Aniya and Carl’s date is almost exactly what I imagine Taylor Swift’s wedding looked like. They are brought to a garden with a long table covered in flowers and fairy lights, with books hanging from the trees as decoration. The centerpiece of the date is an illustrated book with Aniya, and Carl’s Love Island journey told in verse as if it were a fairytale. The first fairytale to include an illustration of the princess twerking on a handstand with the prince holding her ankles, I imagine.
Carl and Aniya’s relationship has, slowly but surely, gotten both cuddlier and sexier by the day. Now, even while they’re laughing at phrases like “Princess Aniya pounced on Prince Carl,” they are also brought to genuine tears, because they’re just a couple of cornballs at the end of the day. As the theme music from Love Actually swells in the background, Carl tells Aniya, “You are without a doubt the one that I choose. Like every day.” Then they put on Kenzie and Dylan’s discarded plastic karaoke night crowns and waltz around their personal secret garden. It is somehow genuinely touching.

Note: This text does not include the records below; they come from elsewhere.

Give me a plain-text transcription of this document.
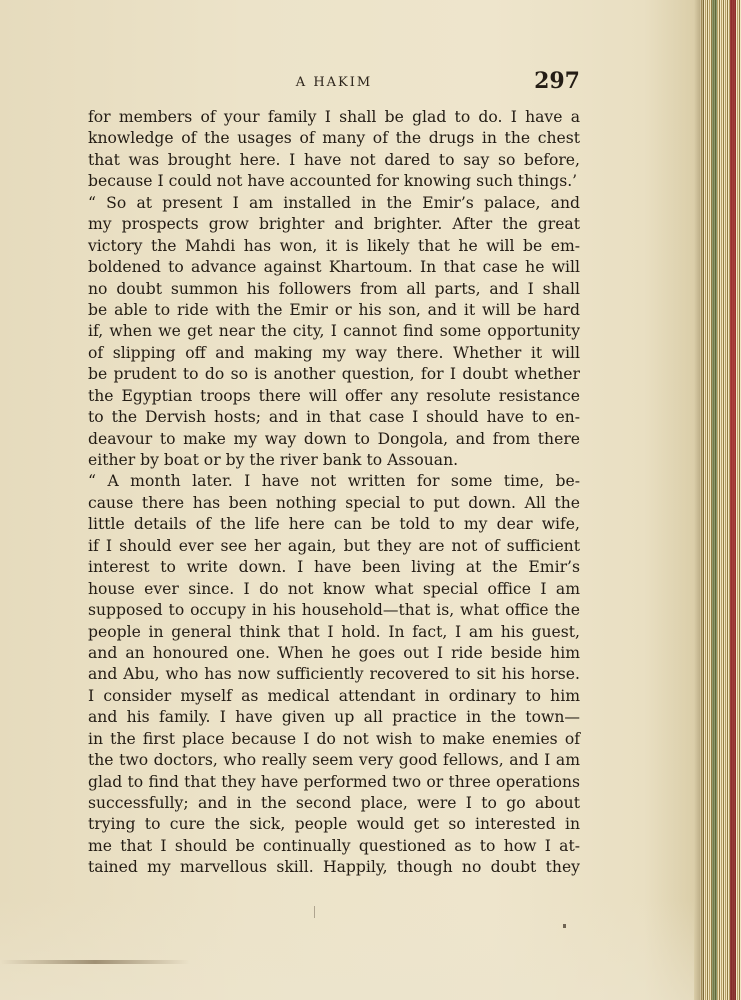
A HAKIM	297
for members of your family I shall be glad to do. I have a
knowledge of the usages of many of the drugs in the chest
that was brought here. I have not dared to say so before,
because I could not have accounted for knowing such things.’
“ So at present I am installed in the Emir’s palace, and
my prospects grow brighter and brighter. After the great
victory the Mahdi has won, it is likely that he will be em-
boldened to advance against Khartoum. In that case he will
no doubt summon his followers from all parts, and I shall
be able to ride with the Emir or his son, and it will be hard
if, when we get near the city, I cannot find some opportunity
of slipping off and making my way there. Whether it will
be prudent to do so is another question, for I doubt whether
the Egyptian troops there will offer any resolute resistance
to the Dervish hosts; and in that case I should have to en-
deavour to make my way down to Dongola, and from there
either by boat or by the river bank to Assouan.
“ A month later. I have not written for some time, be-
cause there has been nothing special to put down. All the
little details of the life here can be told to my dear wife,
if I should ever see her again, but they are not of sufficient
interest to write down. I have been living at the Emir’s
house ever since. I do not know what special office I am
supposed to occupy in his household—that is, what office the
people in general think that I hold. In fact, I am his guest,
and an honoured one. When he goes out I ride beside him
and Abu, who has now sufficiently recovered to sit his horse.
I consider myself as medical attendant in ordinary to him
and his family. I have given up all practice in the town—
in the first place because I do not wish to make enemies of
the two doctors, who really seem very good fellows, and I am
glad to find that they have performed two or three operations
successfully; and in the second place, were I to go about
trying to cure the sick, people would get so interested in
me that I should be continually questioned as to how I at-
tained my marvellous skill. Happily, though no doubt they
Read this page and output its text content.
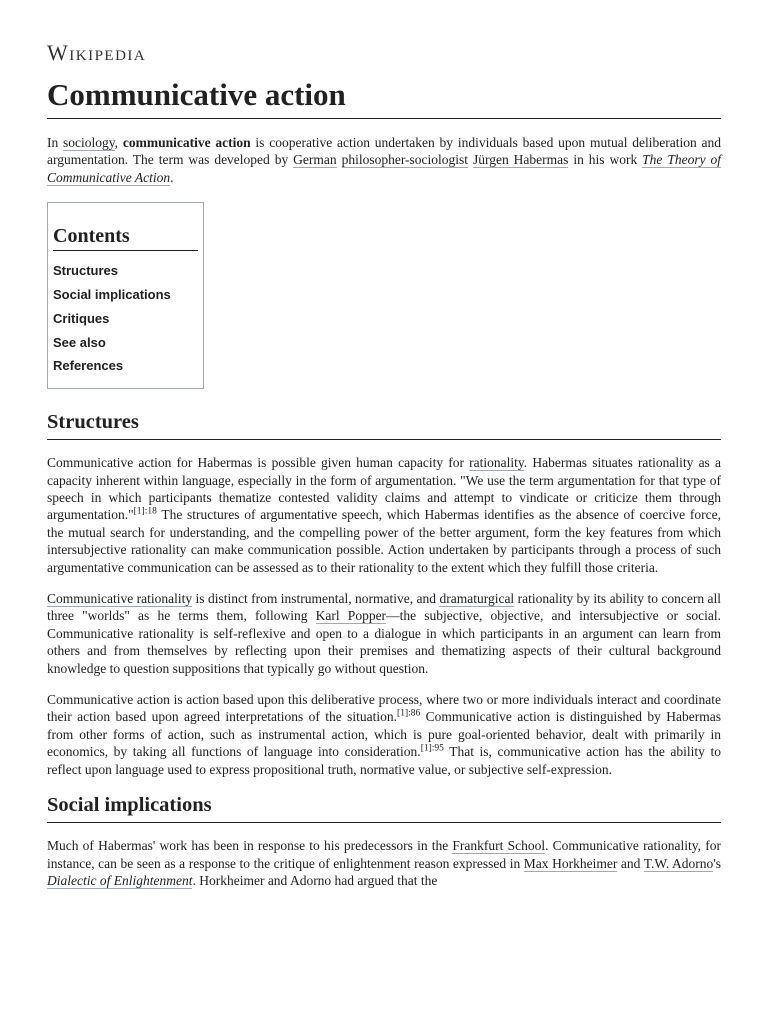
Wikipedia
Communicative action

In sociology, communicative action is cooperative action undertaken by individuals based upon mutual deliberation and argumentation. The term was developed by German philosopher-sociologist Jürgen Habermas in his work The Theory of Communicative Action.

Contents
Structures
Social implications
Critiques
See also
References
Structures

Communicative action for Habermas is possible given human capacity for rationality. Habermas situates rationality as a capacity inherent within language, especially in the form of argumentation. "We use the term argumentation for that type of speech in which participants thematize contested validity claims and attempt to vindicate or criticize them through argumentation."$^{[1]:18}$ The structures of argumentative speech, which Habermas identifies as the absence of coercive force, the mutual search for understanding, and the compelling power of the better argument, form the key features from which intersubjective rationality can make communication possible. Action undertaken by participants through a process of such argumentative communication can be assessed as to their rationality to the extent which they fulfill those criteria.

Communicative rationality is distinct from instrumental, normative, and dramaturgical rationality by its ability to concern all three "worlds" as he terms them, following Karl Popper—the subjective, objective, and intersubjective or social. Communicative rationality is self-reflexive and open to a dialogue in which participants in an argument can learn from others and from themselves by reflecting upon their premises and thematizing aspects of their cultural background knowledge to question suppositions that typically go without question.

Communicative action is action based upon this deliberative process, where two or more individuals interact and coordinate their action based upon agreed interpretations of the situation.$^{[1]:86}$ Communicative action is distinguished by Habermas from other forms of action, such as instrumental action, which is pure goal-oriented behavior, dealt with primarily in economics, by taking all functions of language into consideration.$^{[1]:95}$ That is, communicative action has the ability to reflect upon language used to express propositional truth, normative value, or subjective self-expression.

Social implications

Much of Habermas' work has been in response to his predecessors in the Frankfurt School. Communicative rationality, for instance, can be seen as a response to the critique of enlightenment reason expressed in Max Horkheimer and T.W. Adorno's Dialectic of Enlightenment. Horkheimer and Adorno had argued that the
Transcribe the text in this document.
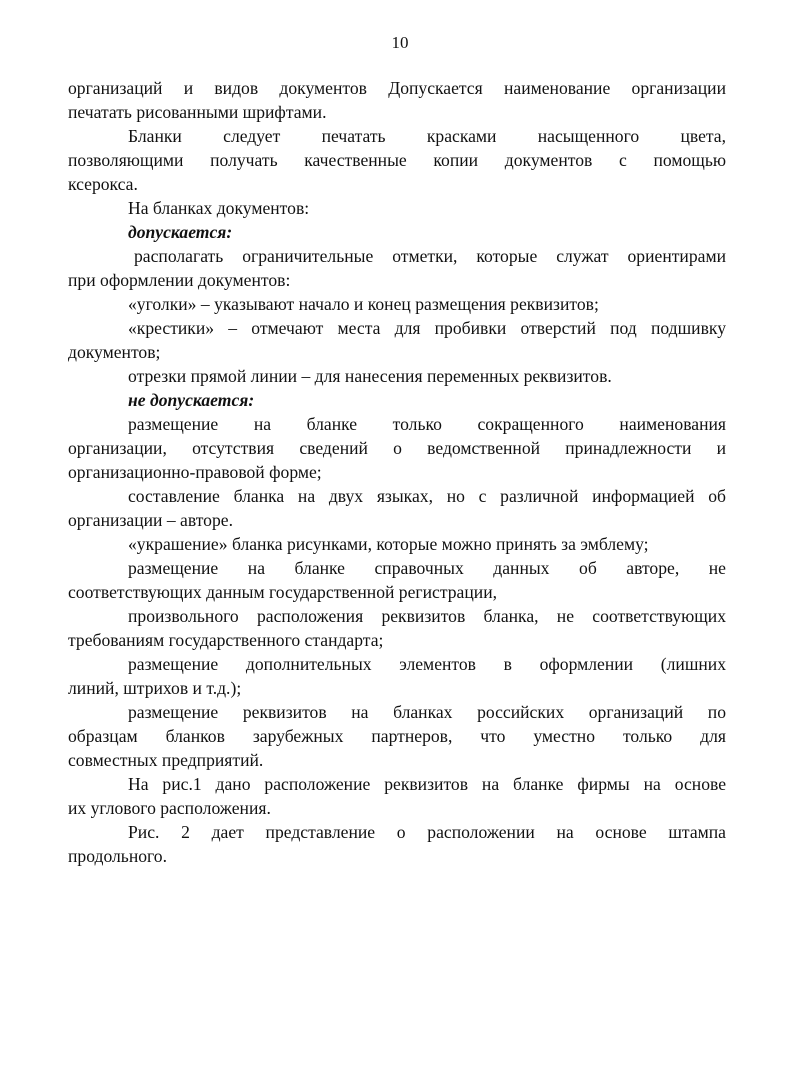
10
организаций и видов документов Допускается наименование организации
печатать рисованными шрифтами.
Бланки следует печатать красками насыщенного цвета,
позволяющими получать качественные копии документов с помощью
ксерокса.
На бланках документов:
допускается:
располагать ограничительные отметки, которые служат ориентирами
при оформлении документов:
«уголки» – указывают начало и конец размещения реквизитов;
«крестики» – отмечают места для пробивки отверстий под подшивку
документов;
отрезки прямой линии – для нанесения переменных реквизитов.
не допускается:
размещение на бланке только сокращенного наименования
организации, отсутствия сведений о ведомственной принадлежности и
организационно-правовой форме;
составление бланка на двух языках, но с различной информацией об
организации – авторе.
«украшение» бланка рисунками, которые можно принять за эмблему;
размещение на бланке справочных данных об авторе, не
соответствующих данным государственной регистрации,
произвольного расположения реквизитов бланка, не соответствующих
требованиям государственного стандарта;
размещение дополнительных элементов в оформлении (лишних
линий, штрихов и т.д.);
размещение реквизитов на бланках российских организаций по
образцам бланков зарубежных партнеров, что уместно только для
совместных предприятий.
На рис.1 дано расположение реквизитов на бланке фирмы на основе
их углового расположения.
Рис. 2 дает представление о расположении на основе штампа
продольного.
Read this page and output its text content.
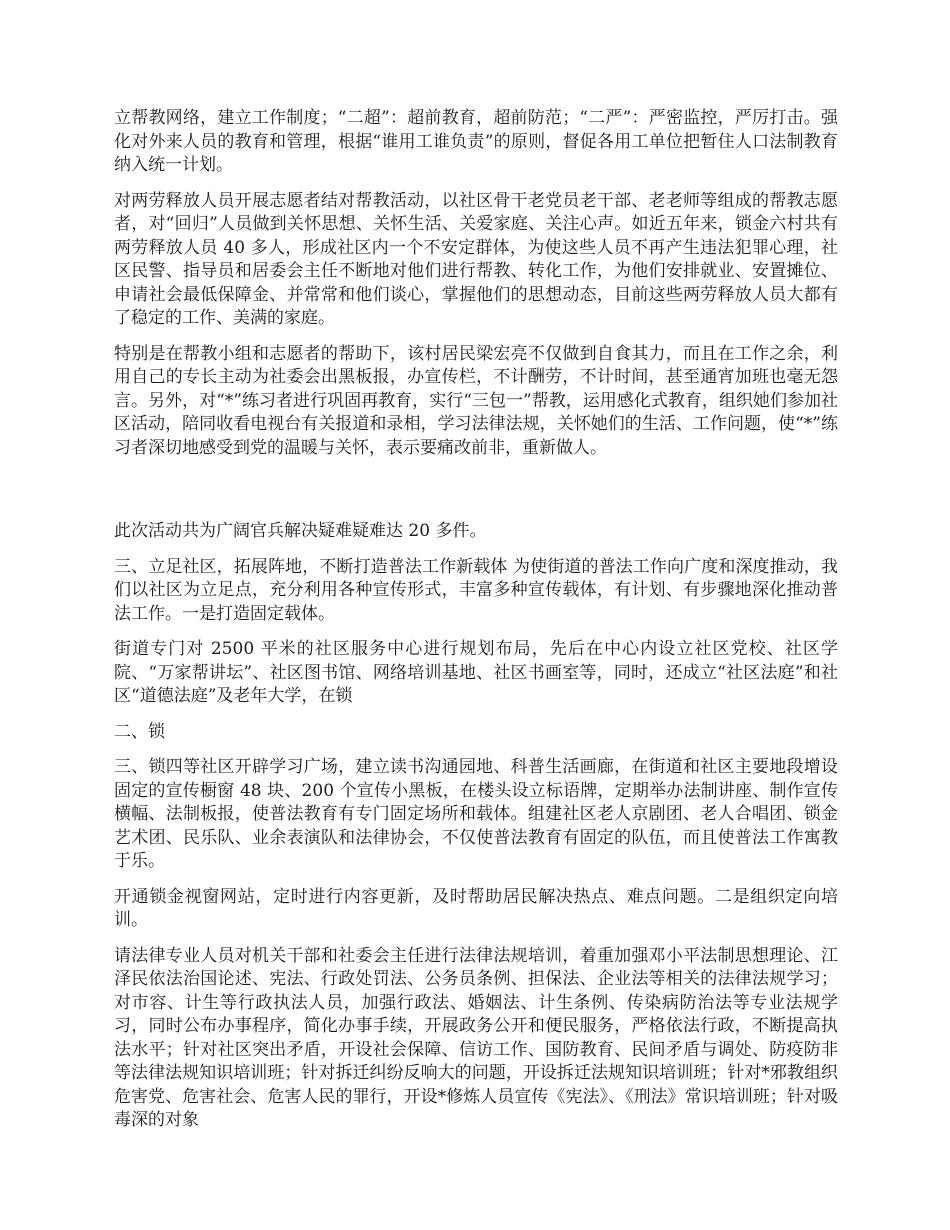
立帮教网络，建立工作制度；“二超”：超前教育，超前防范；“二严”：严密监控，严厉打击。强化对外来人员的教育和管理，根据“谁用工谁负责”的原则，督促各用工单位把暂住人口法制教育纳入统一计划。

对两劳释放人员开展志愿者结对帮教活动，以社区骨干老党员老干部、老老师等组成的帮教志愿者，对“回归”人员做到关怀思想、关怀生活、关爱家庭、关注心声。如近五年来，锁金六村共有两劳释放人员 40 多人，形成社区内一个不安定群体，为使这些人员不再产生违法犯罪心理，社区民警、指导员和居委会主任不断地对他们进行帮教、转化工作，为他们安排就业、安置摊位、申请社会最低保障金、并常常和他们谈心，掌握他们的思想动态，目前这些两劳释放人员大都有了稳定的工作、美满的家庭。

特别是在帮教小组和志愿者的帮助下，该村居民梁宏亮不仅做到自食其力，而且在工作之余，利用自己的专长主动为社委会出黑板报，办宣传栏，不计酬劳，不计时间，甚至通宵加班也毫无怨言。另外，对“*”练习者进行巩固再教育，实行“三包一”帮教，运用感化式教育，组织她们参加社区活动，陪同收看电视台有关报道和录相，学习法律法规，关怀她们的生活、工作问题，使“*”练习者深切地感受到党的温暖与关怀，表示要痛改前非，重新做人。

此次活动共为广阔官兵解决疑难疑难达 20 多件。

三、立足社区，拓展阵地，不断打造普法工作新载体 为使街道的普法工作向广度和深度推动，我们以社区为立足点，充分利用各种宣传形式，丰富多种宣传载体，有计划、有步骤地深化推动普法工作。一是打造固定载体。

街道专门对 2500 平米的社区服务中心进行规划布局，先后在中心内设立社区党校、社区学院、“万家帮讲坛”、社区图书馆、网络培训基地、社区书画室等，同时，还成立“社区法庭”和社区“道德法庭”及老年大学，在锁

二、锁

三、锁四等社区开辟学习广场，建立读书沟通园地、科普生活画廊，在街道和社区主要地段增设固定的宣传橱窗 48 块、200 个宣传小黑板，在楼头设立标语牌，定期举办法制讲座、制作宣传横幅、法制板报，使普法教育有专门固定场所和载体。组建社区老人京剧团、老人合唱团、锁金艺术团、民乐队、业余表演队和法律协会，不仅使普法教育有固定的队伍，而且使普法工作寓教于乐。

开通锁金视窗网站，定时进行内容更新，及时帮助居民解决热点、难点问题。二是组织定向培训。

请法律专业人员对机关干部和社委会主任进行法律法规培训，着重加强邓小平法制思想理论、江泽民依法治国论述、宪法、行政处罚法、公务员条例、担保法、企业法等相关的法律法规学习；对市容、计生等行政执法人员，加强行政法、婚姻法、计生条例、传染病防治法等专业法规学习，同时公布办事程序，简化办事手续，开展政务公开和便民服务，严格依法行政，不断提高执法水平；针对社区突出矛盾，开设社会保障、信访工作、国防教育、民间矛盾与调处、防疫防非等法律法规知识培训班；针对拆迁纠纷反响大的问题，开设拆迁法规知识培训班；针对*邪教组织危害党、危害社会、危害人民的罪行，开设*修炼人员宣传《宪法》、《刑法》常识培训班；针对吸毒深的对象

These two! I would argue that the most exciting moment of this finale episode was not when Bryce and Trinity are named the winners — which they absolutely deserve — but when Bryce tells Trinity, “I love you,” and she says she loves him too. With all this talk about who’s doing Love Island right and who’s closing off too early or exploring too much, we can forget that the true point of Love Island is to watch people fall in love, however it happens. This villa turned these two beautiful, goofy weirdos into sappy lovers, and that is the magic of Love Island.
On their date they are served a dinner of what looks like grapes and crackers, but the decor is fantastic, with lots of fire and tropical flowers. They talk about their moms and their feelings, and then finally you watch Bryce gear himself up to say it and he goes, “I love you.” And you just can’t bottle the feeling that creates in a viewer like me. Especially when it is followed immediately by a bunch of Polynesian dancers leaping from behind the bushes to entertain Bryce and Trinity with a private dance. “I literally have a boyfriend and he loves me, and I love him,” Trinity says to the beach hut with a squeal. It would have been a gross miscarriage of justice if anyone else had won after this.
Fortunately, on occasion, Love Island ends exactly as it should. Trinity and Bryce are named the winners, and Trinity, normally so stoic, cannot stop the happy tears. She and Bryce exchange more “I love you”s, everyone jumps in the pool and does another choreographed dance, fireworks pop overhead, and all is right in the Love Island villa.